Fri 7th Sep
Students gather for this unique hackathon where participating school students formed inter-school groups.
The term ‘coding’ can seem daunting at first, more for ‘techies’ and professionals than the ‘ordinary’ public. But in the afternoon of 7th September 2018, over 100 primary school students from the North 4 cluster took part in the Cluster Friendship Hackathon 2018 @Montfort Junior School, proving that all you need to get started with this essential yet fun skillset is the eagerness to learn.
The Cluster Friendship Hackathon 2018 is an event by Montfort Junior School to provide a platform where students can form groups and create digital projects based around a theme. However, this is not an ordinary competition, where schools compete against one another. Students from all participating schools were mixed into groups such that no team was made up of only students from the same school.

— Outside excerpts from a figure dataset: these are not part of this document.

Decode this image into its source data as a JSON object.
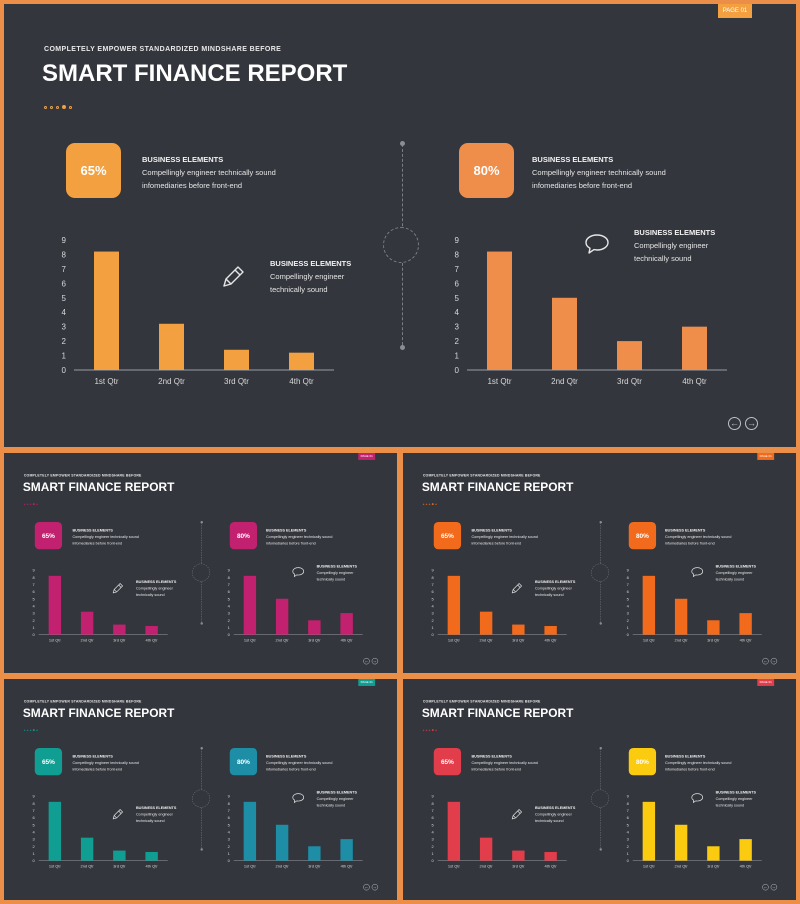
{
  "slides": [
    {
      "id": "main",
      "accent": "#f2a040",
      "accent2": "#ef8e4a",
      "tag": "PAGE 01"
    },
    {
      "id": "magenta",
      "accent": "#c2216f",
      "accent2": "#c2216f",
      "tag": "PAGE 01"
    },
    {
      "id": "orange",
      "accent": "#f26a1b",
      "accent2": "#f26a1b",
      "tag": "PAGE 01"
    },
    {
      "id": "teal",
      "accent": "#109e93",
      "accent2": "#1d8ea6",
      "tag": "PAGE 01"
    },
    {
      "id": "redyellow",
      "accent": "#e23d4a",
      "accent2": "#fbcb10",
      "tag": "PAGE 01"
    }
  ],
  "common": {
    "subtitle": "COMPLETELY EMPOWER STANDARDIZED MINDSHARE BEFORE",
    "title": "SMART FINANCE REPORT",
    "left_percent": "65%",
    "right_percent": "80%",
    "desc_heading": "BUSINESS ELEMENTS",
    "desc_long": "Compellingly engineer technically sound infomediaries before front-end",
    "desc_short": "Compellingly engineer technically sound",
    "icons": {
      "left": "pencil-icon",
      "right": "chat-bubble-icon",
      "prev": "arrow-left-icon",
      "next": "arrow-right-icon"
    }
  },
  "chart_data": [
    {
      "type": "bar",
      "categories": [
        "1st Qtr",
        "2nd Qtr",
        "3rd Qtr",
        "4th Qtr"
      ],
      "values": [
        8.2,
        3.2,
        1.4,
        1.2
      ],
      "ylim": [
        0,
        9
      ],
      "yticks": [
        0,
        1,
        2,
        3,
        4,
        5,
        6,
        7,
        8,
        9
      ]
    },
    {
      "type": "bar",
      "categories": [
        "1st Qtr",
        "2nd Qtr",
        "3rd Qtr",
        "4th Qtr"
      ],
      "values": [
        8.2,
        5.0,
        2.0,
        3.0
      ],
      "ylim": [
        0,
        9
      ],
      "yticks": [
        0,
        1,
        2,
        3,
        4,
        5,
        6,
        7,
        8,
        9
      ]
    }
  ]
}
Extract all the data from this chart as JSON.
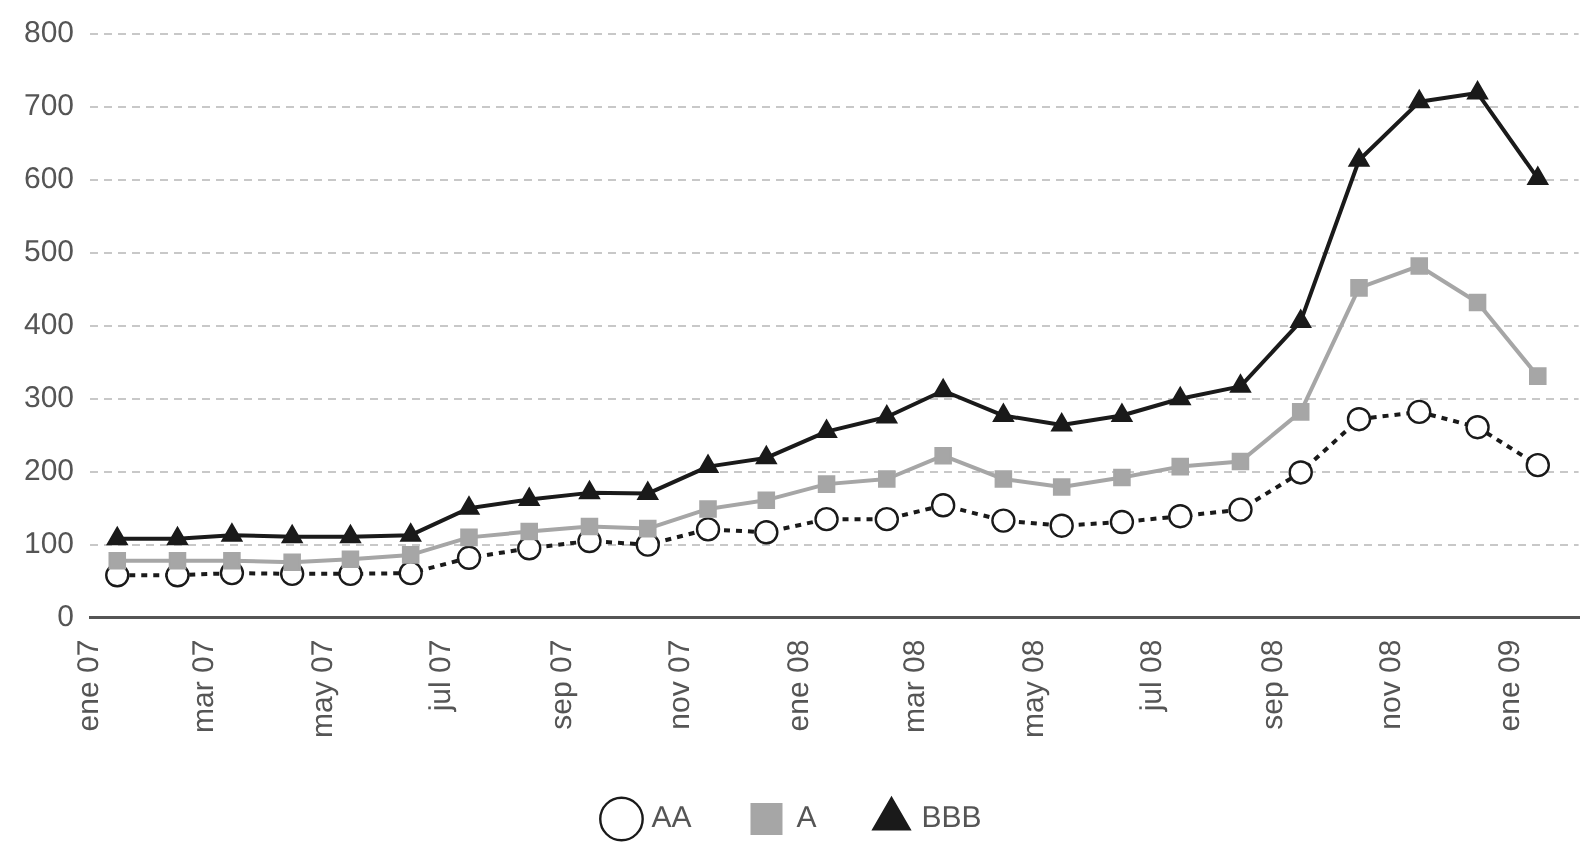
{
  "chart_data": {
    "type": "line",
    "x": [
      "2007-01-15",
      "2007-02-15",
      "2007-03-15",
      "2007-04-15",
      "2007-05-15",
      "2007-06-15",
      "2007-07-15",
      "2007-08-15",
      "2007-09-15",
      "2007-10-15",
      "2007-11-15",
      "2007-12-15",
      "2008-01-15",
      "2008-02-15",
      "2008-03-15",
      "2008-04-15",
      "2008-05-15",
      "2008-06-15",
      "2008-07-15",
      "2008-08-15",
      "2008-09-15",
      "2008-10-15",
      "2008-11-15",
      "2008-12-15",
      "2009-01-15"
    ],
    "series": [
      {
        "name": "AA",
        "color": "#1a1a1a",
        "marker": "circle",
        "line_style": "dotted",
        "values": [
          58,
          58,
          61,
          60,
          60,
          61,
          82,
          95,
          105,
          100,
          121,
          117,
          135,
          135,
          154,
          133,
          126,
          131,
          139,
          148,
          199,
          272,
          282,
          261,
          209
        ]
      },
      {
        "name": "A",
        "color": "#a6a6a6",
        "marker": "square",
        "line_style": "solid",
        "values": [
          78,
          78,
          78,
          76,
          80,
          86,
          110,
          118,
          125,
          122,
          149,
          161,
          183,
          190,
          222,
          190,
          179,
          192,
          207,
          214,
          282,
          452,
          482,
          432,
          331
        ]
      },
      {
        "name": "BBB",
        "color": "#1a1a1a",
        "marker": "triangle",
        "line_style": "solid",
        "values": [
          108,
          108,
          113,
          111,
          111,
          113,
          150,
          162,
          171,
          170,
          207,
          219,
          255,
          275,
          311,
          277,
          264,
          277,
          300,
          317,
          406,
          627,
          707,
          719,
          602
        ]
      }
    ],
    "xlim": [
      "2007-01-01",
      "2009-02-05"
    ],
    "xticks": [
      {
        "value": "2007-01-01",
        "label": "ene 07"
      },
      {
        "value": "2007-03-01",
        "label": "mar 07"
      },
      {
        "value": "2007-05-01",
        "label": "may 07"
      },
      {
        "value": "2007-07-01",
        "label": "jul 07"
      },
      {
        "value": "2007-09-01",
        "label": "sep 07"
      },
      {
        "value": "2007-11-01",
        "label": "nov 07"
      },
      {
        "value": "2008-01-01",
        "label": "ene 08"
      },
      {
        "value": "2008-03-01",
        "label": "mar 08"
      },
      {
        "value": "2008-05-01",
        "label": "may 08"
      },
      {
        "value": "2008-07-01",
        "label": "jul 08"
      },
      {
        "value": "2008-09-01",
        "label": "sep 08"
      },
      {
        "value": "2008-11-01",
        "label": "nov 08"
      },
      {
        "value": "2009-01-01",
        "label": "ene 09"
      }
    ],
    "ylim": [
      0,
      800
    ],
    "yticks": [
      0,
      100,
      200,
      300,
      400,
      500,
      600,
      700,
      800
    ],
    "grid": "y",
    "legend": "bottom"
  }
}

In this way, the Hackathon fostered cross-school collaborations and friendships.
Given a theme of Smart Living to work with, students had to use cardboard blocks and shapes to conceive and construct a solution to solve a problem or improve their home or the environment that they live in. The kids were given a short course in the workings of this simple-to-use device, and set off to building their projects. “Montfort actually holds a Hackathon annually, but this is the first time that the other cluster schools have been involved. The registrations were almost full!” Vice-Principal Ng Li Yi said proudly, as she inspected some of the students’ projects while they gushed excitedly about their work.
Vice-Principal Ng said, “Kids from different schools were grouped for the Hackathon to let them interact with other cluster mates from different schools. In general, the kids do participate enthusiastically and at a high rate, for coding lessons and for events like this.”

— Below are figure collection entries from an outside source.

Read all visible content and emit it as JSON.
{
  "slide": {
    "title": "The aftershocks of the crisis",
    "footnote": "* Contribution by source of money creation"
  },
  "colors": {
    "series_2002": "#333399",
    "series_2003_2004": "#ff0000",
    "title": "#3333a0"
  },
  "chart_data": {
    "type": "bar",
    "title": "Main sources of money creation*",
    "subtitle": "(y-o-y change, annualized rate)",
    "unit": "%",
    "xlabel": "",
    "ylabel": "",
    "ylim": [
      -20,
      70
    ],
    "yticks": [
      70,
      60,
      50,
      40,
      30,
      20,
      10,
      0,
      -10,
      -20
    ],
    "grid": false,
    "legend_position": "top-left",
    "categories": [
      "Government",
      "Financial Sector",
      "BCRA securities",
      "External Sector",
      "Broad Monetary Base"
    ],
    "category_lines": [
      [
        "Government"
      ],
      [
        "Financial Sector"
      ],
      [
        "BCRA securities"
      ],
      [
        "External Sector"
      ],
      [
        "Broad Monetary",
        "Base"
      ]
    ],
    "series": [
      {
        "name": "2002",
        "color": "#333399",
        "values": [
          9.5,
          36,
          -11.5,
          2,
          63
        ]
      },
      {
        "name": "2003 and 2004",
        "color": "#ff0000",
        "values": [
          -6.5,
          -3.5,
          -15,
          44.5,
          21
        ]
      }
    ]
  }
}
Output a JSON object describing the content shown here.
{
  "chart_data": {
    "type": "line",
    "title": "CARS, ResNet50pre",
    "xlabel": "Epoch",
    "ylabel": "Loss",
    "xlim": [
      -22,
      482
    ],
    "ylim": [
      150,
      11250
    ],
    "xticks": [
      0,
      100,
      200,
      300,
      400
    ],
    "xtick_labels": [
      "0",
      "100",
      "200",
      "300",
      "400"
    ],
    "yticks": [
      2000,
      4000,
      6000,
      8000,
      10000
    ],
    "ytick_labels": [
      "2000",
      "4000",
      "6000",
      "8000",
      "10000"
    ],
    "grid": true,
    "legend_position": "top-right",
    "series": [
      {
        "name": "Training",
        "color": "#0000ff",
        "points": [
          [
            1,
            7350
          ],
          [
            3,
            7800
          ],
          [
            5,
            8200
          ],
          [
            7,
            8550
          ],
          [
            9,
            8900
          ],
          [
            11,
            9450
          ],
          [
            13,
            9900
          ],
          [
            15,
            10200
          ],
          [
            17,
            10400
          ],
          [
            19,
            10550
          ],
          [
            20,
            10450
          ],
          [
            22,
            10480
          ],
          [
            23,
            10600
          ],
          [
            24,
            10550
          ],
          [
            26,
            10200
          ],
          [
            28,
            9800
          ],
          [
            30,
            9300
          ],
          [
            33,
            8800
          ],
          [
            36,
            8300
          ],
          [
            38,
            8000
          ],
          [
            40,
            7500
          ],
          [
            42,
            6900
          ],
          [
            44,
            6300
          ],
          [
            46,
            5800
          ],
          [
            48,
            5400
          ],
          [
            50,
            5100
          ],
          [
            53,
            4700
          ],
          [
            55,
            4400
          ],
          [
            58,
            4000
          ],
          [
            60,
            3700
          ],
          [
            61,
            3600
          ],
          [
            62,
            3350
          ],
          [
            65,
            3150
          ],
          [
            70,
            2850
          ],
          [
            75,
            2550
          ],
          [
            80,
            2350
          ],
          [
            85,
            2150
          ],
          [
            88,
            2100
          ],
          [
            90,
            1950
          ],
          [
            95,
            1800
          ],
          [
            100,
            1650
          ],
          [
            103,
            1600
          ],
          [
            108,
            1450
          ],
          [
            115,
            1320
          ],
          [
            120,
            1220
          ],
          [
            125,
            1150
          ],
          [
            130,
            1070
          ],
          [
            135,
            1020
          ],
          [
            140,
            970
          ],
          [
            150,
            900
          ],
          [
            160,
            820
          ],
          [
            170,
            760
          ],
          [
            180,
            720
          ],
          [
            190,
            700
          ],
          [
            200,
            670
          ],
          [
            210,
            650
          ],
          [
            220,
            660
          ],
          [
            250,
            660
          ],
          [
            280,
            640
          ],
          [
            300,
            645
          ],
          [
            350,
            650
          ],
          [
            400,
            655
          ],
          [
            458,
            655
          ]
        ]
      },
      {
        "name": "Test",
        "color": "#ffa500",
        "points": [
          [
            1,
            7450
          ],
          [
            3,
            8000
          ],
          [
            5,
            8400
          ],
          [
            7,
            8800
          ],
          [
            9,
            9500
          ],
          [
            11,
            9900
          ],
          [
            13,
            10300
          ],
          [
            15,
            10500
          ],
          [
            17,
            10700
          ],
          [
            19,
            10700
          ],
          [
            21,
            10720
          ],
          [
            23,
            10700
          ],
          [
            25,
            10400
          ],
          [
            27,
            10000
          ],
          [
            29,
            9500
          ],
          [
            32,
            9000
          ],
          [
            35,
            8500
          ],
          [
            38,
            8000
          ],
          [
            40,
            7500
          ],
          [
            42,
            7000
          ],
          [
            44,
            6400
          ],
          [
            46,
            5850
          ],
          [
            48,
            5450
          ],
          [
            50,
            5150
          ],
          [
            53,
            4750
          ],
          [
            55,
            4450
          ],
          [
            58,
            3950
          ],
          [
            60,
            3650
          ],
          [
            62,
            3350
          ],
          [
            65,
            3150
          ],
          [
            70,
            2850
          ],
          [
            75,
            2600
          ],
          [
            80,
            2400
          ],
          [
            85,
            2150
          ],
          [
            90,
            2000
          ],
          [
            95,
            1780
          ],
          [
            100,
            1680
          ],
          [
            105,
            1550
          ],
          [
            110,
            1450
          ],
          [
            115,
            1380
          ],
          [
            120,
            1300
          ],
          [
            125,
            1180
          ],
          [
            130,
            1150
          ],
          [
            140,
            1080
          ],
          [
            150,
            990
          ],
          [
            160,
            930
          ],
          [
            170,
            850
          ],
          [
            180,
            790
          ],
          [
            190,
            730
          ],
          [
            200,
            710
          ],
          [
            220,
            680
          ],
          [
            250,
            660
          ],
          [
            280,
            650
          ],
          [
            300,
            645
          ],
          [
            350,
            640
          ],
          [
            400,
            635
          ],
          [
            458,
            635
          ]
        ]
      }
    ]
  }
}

Montfort Junior School’s Vice-Principal Ng Li Yi with one of the teams with their ‘smart lighting’ invention to conserve electricity usage.
In the raucous Montfort Junior School hall where a screen displayed the remaining time the students had left for their challenge, while it seemed ‘messy’ at first glance, it was actually full of enthusiasm and creativity as students rushed to get spare LED lights, batteries, and consulted teachers if they needed help with their projects. Kids from different schools seemed to have no issues working with one another. One group of students even told the judges that they had a creative dispute during the process but were able to work out a compromise.

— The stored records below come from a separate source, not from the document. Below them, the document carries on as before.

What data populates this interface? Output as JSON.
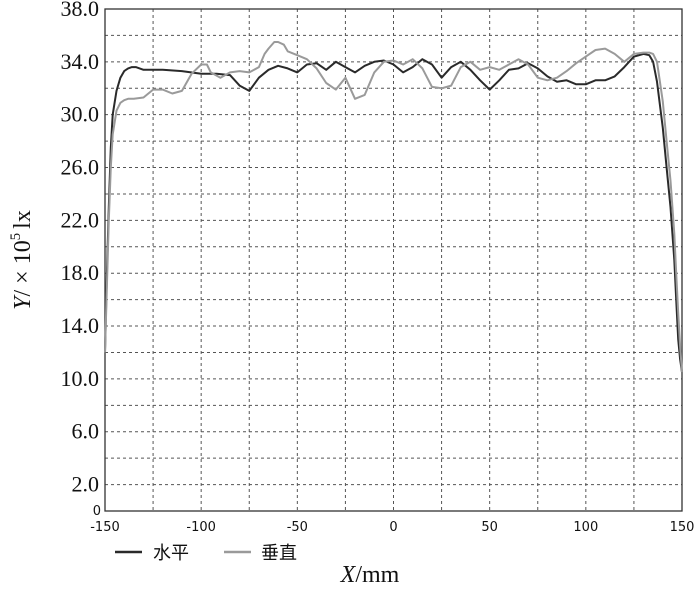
{
  "chart_data": {
    "type": "line",
    "xlabel_var": "X",
    "xlabel_unit": "/mm",
    "ylabel_var": "Y",
    "ylabel_unit": "/ × 10",
    "ylabel_exp": "5",
    "ylabel_unit2": "lx",
    "xlim": [
      -150,
      150
    ],
    "ylim": [
      0,
      38
    ],
    "x_ticks": [
      "-150",
      "-100",
      "-50",
      "0",
      "50",
      "100",
      "150"
    ],
    "y_ticks": [
      "2.0",
      "6.0",
      "10.0",
      "14.0",
      "18.0",
      "22.0",
      "26.0",
      "30.0",
      "34.0",
      "38.0"
    ],
    "y_tick_zero": "0",
    "grid": true,
    "legend_position": "bottom-left",
    "series": [
      {
        "name": "水平",
        "color": "#2a2a2a",
        "x": [
          -150,
          -149,
          -148,
          -147,
          -146,
          -144,
          -142,
          -140,
          -138,
          -136,
          -134,
          -130,
          -120,
          -110,
          -100,
          -92,
          -85,
          -80,
          -75,
          -70,
          -65,
          -60,
          -55,
          -50,
          -45,
          -40,
          -35,
          -30,
          -25,
          -20,
          -15,
          -10,
          -5,
          0,
          5,
          10,
          15,
          20,
          25,
          30,
          35,
          40,
          45,
          50,
          55,
          60,
          65,
          70,
          75,
          80,
          85,
          90,
          95,
          100,
          105,
          110,
          115,
          120,
          125,
          130,
          133,
          135,
          137,
          140,
          142,
          144,
          146,
          147,
          148,
          149,
          150
        ],
        "y": [
          12.0,
          18.0,
          23.0,
          27.5,
          30.0,
          31.8,
          32.8,
          33.3,
          33.5,
          33.6,
          33.6,
          33.4,
          33.4,
          33.3,
          33.1,
          33.1,
          33.0,
          32.2,
          31.8,
          32.8,
          33.4,
          33.7,
          33.5,
          33.2,
          33.8,
          33.9,
          33.4,
          34.0,
          33.6,
          33.2,
          33.7,
          34.0,
          34.1,
          33.8,
          33.2,
          33.6,
          34.2,
          33.8,
          32.8,
          33.6,
          34.0,
          33.4,
          32.6,
          31.9,
          32.6,
          33.4,
          33.5,
          33.9,
          33.5,
          32.9,
          32.5,
          32.6,
          32.3,
          32.3,
          32.6,
          32.6,
          32.9,
          33.6,
          34.4,
          34.6,
          34.5,
          34.0,
          32.5,
          29.0,
          26.0,
          23.0,
          19.0,
          16.0,
          13.0,
          11.5,
          10.5
        ]
      },
      {
        "name": "垂直",
        "color": "#9a9a9a",
        "x": [
          -150,
          -149,
          -148,
          -147,
          -146,
          -144,
          -142,
          -140,
          -138,
          -135,
          -130,
          -125,
          -120,
          -115,
          -110,
          -105,
          -100,
          -97,
          -95,
          -90,
          -85,
          -80,
          -75,
          -70,
          -67,
          -65,
          -62,
          -60,
          -57,
          -55,
          -50,
          -45,
          -40,
          -35,
          -30,
          -25,
          -20,
          -15,
          -10,
          -5,
          0,
          5,
          10,
          15,
          20,
          25,
          30,
          35,
          40,
          45,
          50,
          55,
          60,
          65,
          70,
          75,
          80,
          85,
          90,
          95,
          100,
          105,
          110,
          115,
          120,
          125,
          130,
          133,
          135,
          137,
          140,
          142,
          144,
          146,
          147,
          148,
          149,
          150
        ],
        "y": [
          12.0,
          17.0,
          22.0,
          26.0,
          28.5,
          30.3,
          30.9,
          31.1,
          31.2,
          31.2,
          31.3,
          31.9,
          31.9,
          31.6,
          31.8,
          33.1,
          33.8,
          33.8,
          33.2,
          32.8,
          33.2,
          33.3,
          33.2,
          33.6,
          34.6,
          35.0,
          35.5,
          35.5,
          35.3,
          34.8,
          34.5,
          34.2,
          33.5,
          32.4,
          31.9,
          32.8,
          31.2,
          31.5,
          33.2,
          34.0,
          34.1,
          33.8,
          34.2,
          33.5,
          32.1,
          32.0,
          32.2,
          33.6,
          34.0,
          33.4,
          33.6,
          33.4,
          33.8,
          34.2,
          33.8,
          32.8,
          32.6,
          32.8,
          33.3,
          33.9,
          34.4,
          34.9,
          35.0,
          34.6,
          34.0,
          34.6,
          34.7,
          34.7,
          34.6,
          34.0,
          31.0,
          28.0,
          25.0,
          21.0,
          18.0,
          15.0,
          12.5,
          10.5
        ]
      }
    ]
  }
}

In this fun, creative, and fast-paced environment, students were able to not only come up with creative solutions at home such as motion sensor house alarms, chairs, and fans, but also beyond it with train signs and traffic stops. Using the array of provided materials such as LED lights and motion sensors in tandem with the micro:bit and their coding knowledge, the kids were able to be both innovative and constructive. This helped them to see coding not as a foreign language, but a practical solution to many day-to-day issues. It also lets them explore their creativity and see the appeal of digital making, instead of passive consumption and use of technology.
Students showed great creativity using materials such as LED lights and motion sensors to build their projects.
When the time hit 0:00, the Hackathon’s panel of judges went round to each of the groups to evaluate the quality of the projects. IMDA’s Manager (Digital Literacy & Participation), Mr Leonard Wong; Montfort Junior School’s Principal, Mr Wilbur Wong; and the CEO of Zenitant Pte Ltd, Mr Philip Kong formed the panel of judges. The students excitedly explained to the judges the problem they had identified and the solutions they had conceived. They also expressed how they had gone about to build their prototypes and the codes they employed in their projects. They displayed an understanding of the role coding played in their projects that impressed the judging panel as well as all the teachers and volunteers at the event.
The judges were very impressed by the students’ projects as the various groups eagerly shared their inventions.
In summary, the cluster students were able to mingle with each other on a creative project, explore the basics of coding and more importantly, learn that coding is both easy to start learning, and plays a huge role in many aspects of our daily lives. Their enthusiasm was palpable and infectious, and in his closing remarks, Principal Wong remarked that he was very heartened to see the students overcome setbacks in coding, material availability and ran into many setbacks with their code or the available materials or unforeseen obstacles, but never stopped trying to find a way to bring their projects to fruition. He hoped that this positive attitude would continue to serve them well in their digital learning journey as well as other aspects of their education and lives.